TLDR: NinA (Normalizing Flows in Action) is a new method for Vision-Language-Action (VLA) models that replaces traditional diffusion-based action decoders with Normalizing Flows. This change enables one-shot action sampling, leading to significantly faster inference times (up to 10x faster) and fewer parameters, while maintaining comparable performance to state-of-the-art diffusion models on the LIBERO benchmark. NinA offers a more efficient and practical solution for high-frequency robotic control.
Recent advancements in robotics have brought us closer to general-purpose robots, largely thanks to Vision-Language-Action (VLA) models. These sophisticated models allow robots to understand visual observations and task descriptions, then translate them into physical actions. Traditionally, a key component of these VLA systems, known as the action decoder, has relied heavily on diffusion models. While effective at handling complex action distributions, diffusion models often require multiple, iterative steps to generate an action, which can slow down the robot’s response time – a critical limitation for real-world applications demanding quick, precise movements.
Enter NinA, short for “Normalizing Flows in Action.” This innovative approach offers a compelling alternative to the slower diffusion-based decoders. NinA replaces these iterative models with Normalizing Flows (NFs), a type of generative model that can produce actions in a single, direct step. This fundamental difference dramatically reduces the time it takes for a robot to decide and execute an action, making it much more practical for high-frequency control scenarios.
Understanding Normalizing Flows
At its core, a Normalizing Flow works by transforming a simple, well-understood probability distribution (like a standard bell curve) into a more complex one, which can accurately represent the intricate patterns of robot actions. The magic lies in a sequence of invertible transformations. Imagine stretching and bending a simple shape into a highly detailed sculpture; NFs do something similar with data distributions. Because these transformations are invertible, they allow for efficient, one-shot sampling – meaning an action can be generated directly without the need for repeated refinement steps.
NinA’s Integration and Performance
The researchers integrated NinA into an existing VLA architecture called FLOWER and tested it on the LIBERO benchmark, a standard set of tasks for evaluating robot learning. The results were highly encouraging. NinA demonstrated performance comparable to its diffusion-based counterparts, meaning it could achieve similar success rates in completing tasks. However, its real advantage shone through in efficiency. NinA achieved substantially faster inference times – up to 10 times quicker in some configurations – and required significantly fewer computational parameters. For instance, a NinA Transformer model, while being 8.7 times smaller than a large diffusion model, was 7 times faster on an RTX 3060 GPU with only a marginal drop in performance.
The study explored two main architectural variants for NinA: an MLP-based (Multi-Layer Perceptron) model and a Transformer-based model.

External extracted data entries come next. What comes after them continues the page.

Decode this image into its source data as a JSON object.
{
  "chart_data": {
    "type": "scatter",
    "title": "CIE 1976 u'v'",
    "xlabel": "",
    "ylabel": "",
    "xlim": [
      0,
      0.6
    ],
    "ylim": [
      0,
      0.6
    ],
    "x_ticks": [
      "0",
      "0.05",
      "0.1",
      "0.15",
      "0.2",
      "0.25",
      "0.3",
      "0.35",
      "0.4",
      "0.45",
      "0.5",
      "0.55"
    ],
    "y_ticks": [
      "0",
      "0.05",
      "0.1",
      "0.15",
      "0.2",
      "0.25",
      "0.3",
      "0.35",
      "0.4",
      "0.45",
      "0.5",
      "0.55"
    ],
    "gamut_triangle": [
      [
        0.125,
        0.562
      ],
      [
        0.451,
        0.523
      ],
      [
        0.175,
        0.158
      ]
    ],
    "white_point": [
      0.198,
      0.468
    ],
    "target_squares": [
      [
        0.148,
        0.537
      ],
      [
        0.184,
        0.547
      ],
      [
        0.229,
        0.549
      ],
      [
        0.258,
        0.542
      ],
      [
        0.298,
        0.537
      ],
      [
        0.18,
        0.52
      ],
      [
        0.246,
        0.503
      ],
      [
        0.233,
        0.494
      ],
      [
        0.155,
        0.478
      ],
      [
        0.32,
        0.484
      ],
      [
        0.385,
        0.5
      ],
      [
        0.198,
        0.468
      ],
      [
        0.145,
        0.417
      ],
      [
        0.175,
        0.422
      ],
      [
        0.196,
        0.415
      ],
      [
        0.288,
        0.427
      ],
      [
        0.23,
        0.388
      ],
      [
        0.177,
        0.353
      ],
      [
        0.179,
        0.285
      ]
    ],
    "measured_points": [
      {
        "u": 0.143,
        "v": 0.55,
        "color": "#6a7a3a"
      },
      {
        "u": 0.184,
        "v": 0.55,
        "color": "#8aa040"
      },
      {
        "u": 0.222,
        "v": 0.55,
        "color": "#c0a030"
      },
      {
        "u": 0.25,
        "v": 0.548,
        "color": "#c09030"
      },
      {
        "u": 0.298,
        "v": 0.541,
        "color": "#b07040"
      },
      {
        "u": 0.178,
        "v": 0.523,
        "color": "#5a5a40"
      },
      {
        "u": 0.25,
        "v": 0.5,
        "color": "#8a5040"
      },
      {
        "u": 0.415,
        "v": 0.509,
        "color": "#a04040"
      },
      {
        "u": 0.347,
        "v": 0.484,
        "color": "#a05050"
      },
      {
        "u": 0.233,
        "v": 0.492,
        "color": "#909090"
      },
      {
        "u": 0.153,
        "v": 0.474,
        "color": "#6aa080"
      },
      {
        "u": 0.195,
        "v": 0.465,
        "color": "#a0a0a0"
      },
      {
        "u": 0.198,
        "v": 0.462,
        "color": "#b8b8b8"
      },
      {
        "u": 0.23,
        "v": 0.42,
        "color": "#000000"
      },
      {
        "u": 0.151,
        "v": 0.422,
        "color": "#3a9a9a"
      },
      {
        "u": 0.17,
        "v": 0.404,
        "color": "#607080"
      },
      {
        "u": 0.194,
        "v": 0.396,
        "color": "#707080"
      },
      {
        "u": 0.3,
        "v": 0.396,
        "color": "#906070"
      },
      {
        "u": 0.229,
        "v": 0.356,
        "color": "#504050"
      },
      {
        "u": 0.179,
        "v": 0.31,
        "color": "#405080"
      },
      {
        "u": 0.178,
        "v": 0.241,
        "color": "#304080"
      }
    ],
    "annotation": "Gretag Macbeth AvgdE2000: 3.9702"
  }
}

The MLP variant proved to be extremely compact and fast, while the Transformer variant offered a balance of strong performance and scalability. The team also investigated various design choices, such as the depth of the flow layers, the internal complexity of the networks, and the impact of adding a small amount of “noise” during training, finding that moderate noise injection acted as a beneficial regularizer.
Also Read:
- Gaussian World Models: Advancing Robotic Manipulation with 3D Scene Prediction
- HumanoidVerse: A Robot That Understands and Rearranges Multiple Objects with Vision and Language
The Future of Efficient Robotics
The introduction of NinA marks a significant step towards more efficient and responsive robotic systems. By leveraging the power of Normalizing Flows, robots can now execute actions with greater speed without compromising their ability to perform complex tasks. This efficiency is crucial for real-world deployment, where latency and computational resources are often constrained. Beyond just speed, Normalizing Flows also offer benefits like exact likelihood estimation, which could be valuable for future advancements in reinforcement learning, understanding uncertainty in robot actions, and making robot decisions more interpretable. The full research paper can be accessed here.
The researchers envision future work scaling NinA to even broader datasets and different robot platforms, further solidifying its role as a promising foundation for the next generation of general-purpose robotic control.